MLKディープフェイク動画をめぐって論争勃発
マーティン・ルーサー・キング牧師がドナルド・トランプ氏を支持しているように見えるディープフェイク動画が公開されたことを受けて、ソーシャルメディアプラットフォームX上で怒りが高まっている。この物議を醸す動画は、予想される選挙発表のわずか1日前に共有されたため、黒人有権者を操作する可能性があるのではないかとの懸念が高まっている。
心配なビデオ投稿
この動画は、トランプ支持派のアカウント@MAGAResourceによって11月4日午前10時11分にアップロードされ、その後削除された。このディープフェイクには、「マーティン・ルーサー・キング・ジュニアには夢があった。もし今日話すことができたら…」というキャプションが添えられていた。約3分のこの動画は、高度なディープフェイク技術を使ってキング牧師の象徴的な声を再現し、まるでキング牧師がMAGAの価値観を推進しているかのようだ。
AIが生成した音声は、「他のどの大統領よりも黒人コミュニティのために尽力した人物に投票することはできないと、私たちは何度も言われてきた」と主張している。さらに、民主党を批判し、黒人コミュニティを失望させ、彼らのニーズよりも不法移民を優先したと主張している。この主張は、スケープゴート戦術だと非難されている。
このビデオは「私たちはドナルド・トランプを大統領に選び、彼とともに戦い、アメリカを再び偉大な国にするつもりです。アメリカンドリームを死なせません」という宣言で締めくくられている。マーティン・ルーサー・キング・ジュニアは1968年に暗殺されたため、彼がそのような支持を表明することは不可能であり、トランプの思想に同調すると示唆することの不合理さを強調している。
操作に対する激しい反発
ソーシャルメディアのユーザーらは広くこの動画を非難し、キング氏のイメージと声を悪用したことに憤慨する声を多く挙げている。コメント投稿者の一人は「これは違法であるべきだ」と述べ、この動画を「恥ずべき」「不快」「下劣」と評した他の人々の感情に同調した。
マーティン・ルーサー・キング・ジュニアの娘、バーニス・キングは、X のビデオを公に非難し、削除を要求した。彼女は「@MAGAResource、これを削除してください。これは下劣で、偽物で、無責任で、私の父の言うこととは全く一致していません。そして、あなたは私たち家族のことを考えていません」と書いた。

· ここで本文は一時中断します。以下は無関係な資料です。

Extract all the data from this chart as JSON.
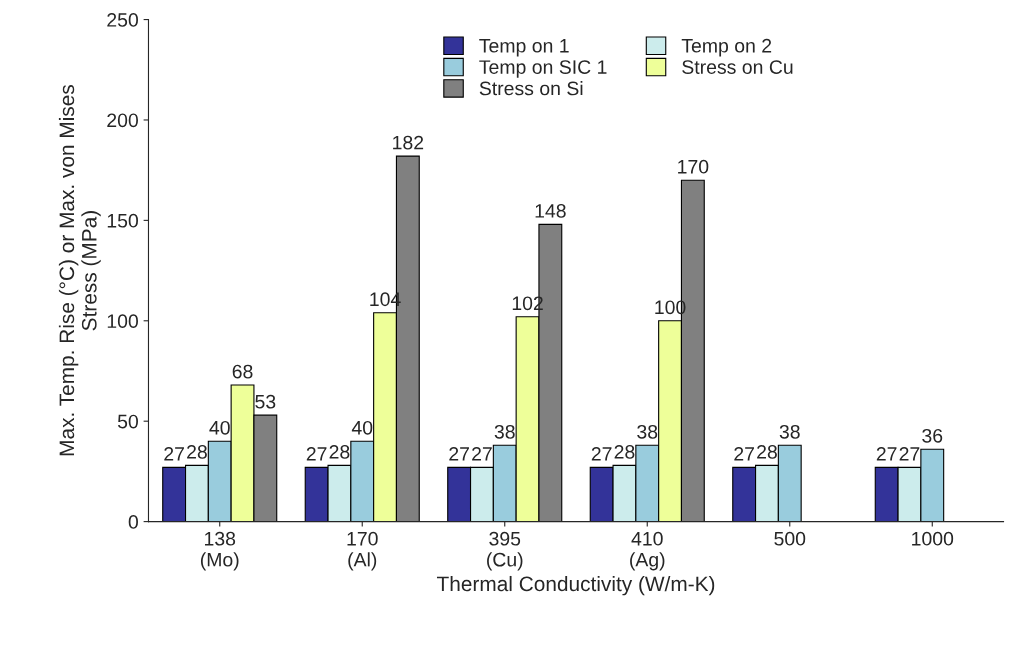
{
  "chart_data": {
    "type": "bar",
    "xlabel": "Thermal Conductivity (W/m-K)",
    "ylabel": "Max. Temp. Rise (°C) or Max. von Mises\nStress (MPa)",
    "categories": [
      "138\n(Mo)",
      "170\n(Al)",
      "395\n(Cu)",
      "410\n(Ag)",
      "500",
      "1000"
    ],
    "series": [
      {
        "name": "Temp on 1",
        "color": "#333399",
        "values": [
          27,
          27,
          27,
          27,
          27,
          27
        ]
      },
      {
        "name": "Temp on 2",
        "color": "#ccecec",
        "values": [
          28,
          28,
          27,
          28,
          28,
          27
        ]
      },
      {
        "name": "Temp on SIC 1",
        "color": "#99ccdd",
        "values": [
          40,
          40,
          38,
          38,
          38,
          36
        ]
      },
      {
        "name": "Stress on Cu",
        "color": "#eeff99",
        "values": [
          68,
          104,
          102,
          100,
          null,
          null
        ]
      },
      {
        "name": "Stress on Si",
        "color": "#808080",
        "values": [
          53,
          182,
          148,
          170,
          null,
          null
        ]
      }
    ],
    "ylim": [
      0,
      250
    ],
    "yticks": [
      0,
      50,
      100,
      150,
      200,
      250
    ],
    "data_labels": true,
    "legend": "top",
    "grid": false
  }
}
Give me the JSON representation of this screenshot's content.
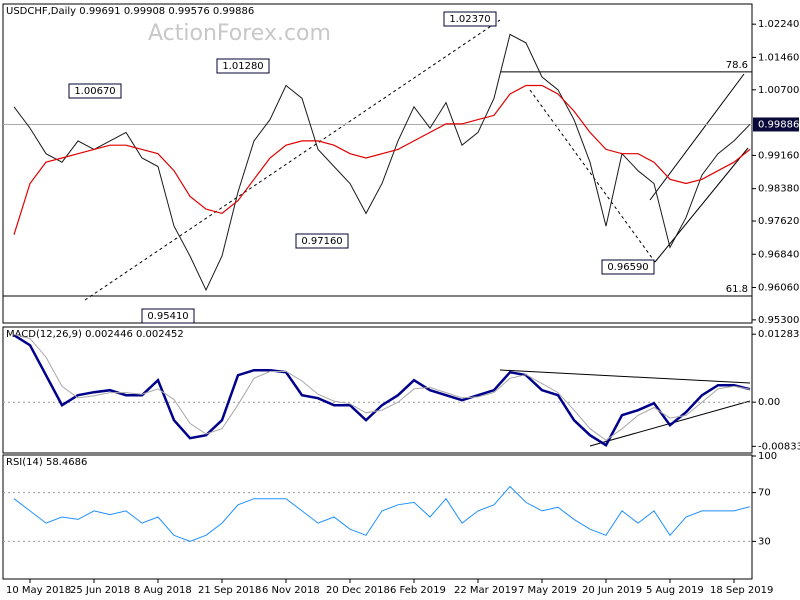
{
  "chart_data": [
    {
      "type": "line",
      "title": "USDCHF,Daily  0.99691 0.99908 0.99576 0.99886",
      "watermark": "ActionForex.com",
      "categories": [
        null,
        "10 May 2018",
        null,
        null,
        null,
        "25 Jun 2018",
        null,
        null,
        null,
        "8 Aug 2018",
        null,
        null,
        null,
        "21 Sep 2018",
        null,
        null,
        null,
        "6 Nov 2018",
        null,
        null,
        null,
        "20 Dec 2018",
        null,
        null,
        null,
        "6 Feb 2019",
        null,
        null,
        null,
        "22 Mar 2019",
        null,
        null,
        null,
        "7 May 2019",
        null,
        null,
        null,
        "20 Jun 2019",
        null,
        null,
        null,
        "5 Aug 2019",
        null,
        null,
        null,
        "18 Sep 2019",
        null
      ],
      "series": [
        {
          "color": "#1a1a1a",
          "values": [
            1.003,
            0.998,
            0.992,
            0.99,
            0.995,
            0.993,
            0.995,
            0.997,
            0.991,
            0.989,
            0.975,
            0.968,
            0.96,
            0.968,
            0.983,
            0.995,
            1.0,
            1.008,
            1.005,
            0.993,
            0.989,
            0.985,
            0.978,
            0.985,
            0.995,
            1.003,
            0.998,
            1.004,
            0.994,
            0.997,
            1.005,
            1.02,
            1.018,
            1.01,
            1.007,
            1.0,
            0.99,
            0.975,
            0.992,
            0.988,
            0.985,
            0.97,
            0.977,
            0.987,
            0.992,
            0.995,
            0.9989
          ]
        },
        {
          "color": "#e00000",
          "values": [
            0.973,
            0.985,
            0.99,
            0.991,
            0.992,
            0.993,
            0.994,
            0.994,
            0.993,
            0.992,
            0.988,
            0.982,
            0.979,
            0.978,
            0.981,
            0.986,
            0.991,
            0.994,
            0.995,
            0.995,
            0.994,
            0.992,
            0.991,
            0.992,
            0.993,
            0.995,
            0.997,
            0.999,
            0.999,
            1.0,
            1.001,
            1.006,
            1.008,
            1.008,
            1.006,
            1.002,
            0.997,
            0.993,
            0.992,
            0.992,
            0.99,
            0.986,
            0.985,
            0.986,
            0.988,
            0.99,
            0.993
          ]
        }
      ],
      "ylim": [
        0.9525,
        1.0269
      ],
      "yticks": [
        {
          "value": 1.0224,
          "label": "1.02240"
        },
        {
          "value": 1.0146,
          "label": "1.01460"
        },
        {
          "value": 1.007,
          "label": "1.00700"
        },
        {
          "value": 0.9916,
          "label": "0.99160"
        },
        {
          "value": 0.9838,
          "label": "0.98380"
        },
        {
          "value": 0.9762,
          "label": "0.97620"
        },
        {
          "value": 0.9684,
          "label": "0.96840"
        },
        {
          "value": 0.9606,
          "label": "0.96060"
        },
        {
          "value": 0.953,
          "label": "0.95300"
        }
      ],
      "last_price": 0.99886,
      "levels": [
        {
          "label": "78.6",
          "value": 1.0112
        },
        {
          "label": "61.8",
          "value": 0.9586
        }
      ],
      "annotations": [
        "1.00670",
        "1.01280",
        "1.02370",
        "0.97160",
        "0.95410",
        "0.96590"
      ]
    },
    {
      "type": "line",
      "title": "MACD(12,26,9) 0.002446 0.002452",
      "series": [
        {
          "color": "#00008b",
          "values": [
            0.01264,
            0.01076,
            0.00509,
            -0.00057,
            0.00132,
            0.00189,
            0.00226,
            0.00132,
            0.00132,
            0.00415,
            -0.0034,
            -0.00679,
            -0.00623,
            -0.0034,
            0.00509,
            0.00604,
            0.00604,
            0.00566,
            0.00132,
            0.00075,
            -0.00057,
            -0.00057,
            -0.0034,
            -0.00057,
            0.00132,
            0.00415,
            0.00226,
            0.00132,
            0.00038,
            0.00132,
            0.00226,
            0.00566,
            0.00509,
            0.00226,
            0.00132,
            -0.0034,
            -0.00623,
            -0.00811,
            -0.00245,
            -0.00151,
            -0.00019,
            -0.00434,
            -0.00189,
            0.00132,
            0.00321,
            0.00321,
            0.002446
          ]
        },
        {
          "color": "#a8a8a8",
          "values": [
            0.0128,
            0.012,
            0.0085,
            0.003,
            0.0008,
            0.0012,
            0.0018,
            0.0018,
            0.0015,
            0.0025,
            0.0005,
            -0.004,
            -0.006,
            -0.005,
            -0.0005,
            0.0045,
            0.0058,
            0.0058,
            0.004,
            0.0015,
            0.0002,
            -0.0003,
            -0.002,
            -0.0015,
            0,
            0.0025,
            0.0028,
            0.0018,
            0.0008,
            0.001,
            0.0018,
            0.0045,
            0.0052,
            0.0035,
            0.0018,
            -0.0015,
            -0.005,
            -0.0072,
            -0.005,
            -0.0025,
            -0.001,
            -0.003,
            -0.0025,
            0,
            0.0025,
            0.003,
            0.002452
          ]
        }
      ],
      "ylim": [
        -0.0094,
        0.014
      ],
      "yticks": [
        0.012831,
        {
          "value": 0,
          "label": "0.00"
        },
        -0.00833
      ]
    },
    {
      "type": "line",
      "title": "RSI(14) 58.4686",
      "series": [
        {
          "color": "#1e90ff",
          "values": [
            65,
            55,
            45,
            50,
            48,
            55,
            52,
            55,
            45,
            50,
            35,
            30,
            35,
            45,
            60,
            65,
            65,
            65,
            55,
            45,
            50,
            40,
            35,
            55,
            60,
            62,
            50,
            65,
            45,
            55,
            60,
            75,
            62,
            55,
            58,
            48,
            40,
            35,
            55,
            45,
            55,
            35,
            50,
            55,
            55,
            55,
            58.4686
          ]
        }
      ],
      "ylim": [
        0,
        100
      ],
      "yticks": [
        100,
        70,
        30
      ]
    }
  ]
}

@MAGAResource さん、これを削除してください。これは下劣で、偽物で、無責任で、私の父が言うこととはまったく異なります。あなたは私たち家族のことを考えていません。https://t.co/v03vZmlwfO
— ビー・ア・キング (@BerniceKing) 2024年11月4日
キング牧師の政治遺産の歴史的背景
この事件は孤立したものではなく、キング牧師の功績は以前からトランプ氏をめぐる政治的文脈で引き合いに出されてきた。今年初め、トランプ氏は自身の集会の参加者数が、キング牧師が「私には夢がある」という有名な演説を行った1963年の公民権運動の参加者数を上回ったと主張した。さらに、トランプ氏はノースカロライナ州初の黒人知事候補のマーク・ロビンソン氏をキング牧師と比較し、「ステロイドを投与されたマーティン・ルーサー・キング牧師(ジュニア)」と評した。
「私の観点からすると、もし父が利用されることになったら、『いいえ、これは父が代表していたものではありません』と言うことが重要だと思います。そして、私はただ、それが真実ではないことを人々に知ってもらいたいのです。なぜなら、何らかの理由で、非常に多くの人々が元大統領の話を聞いているからです」とマーティン・ルーサー・キング3世はUSAトゥデイ紙に語った。
キング牧師3世を含むキング家の多くのメンバーが、カマラ・ハリス副大統領とミネソタ州知事ティム・ウォルツを公然と支持し、マーティン・ルーサー・キング・ジュニア牧師が戦った理念への献身を表明していることは注目に値する。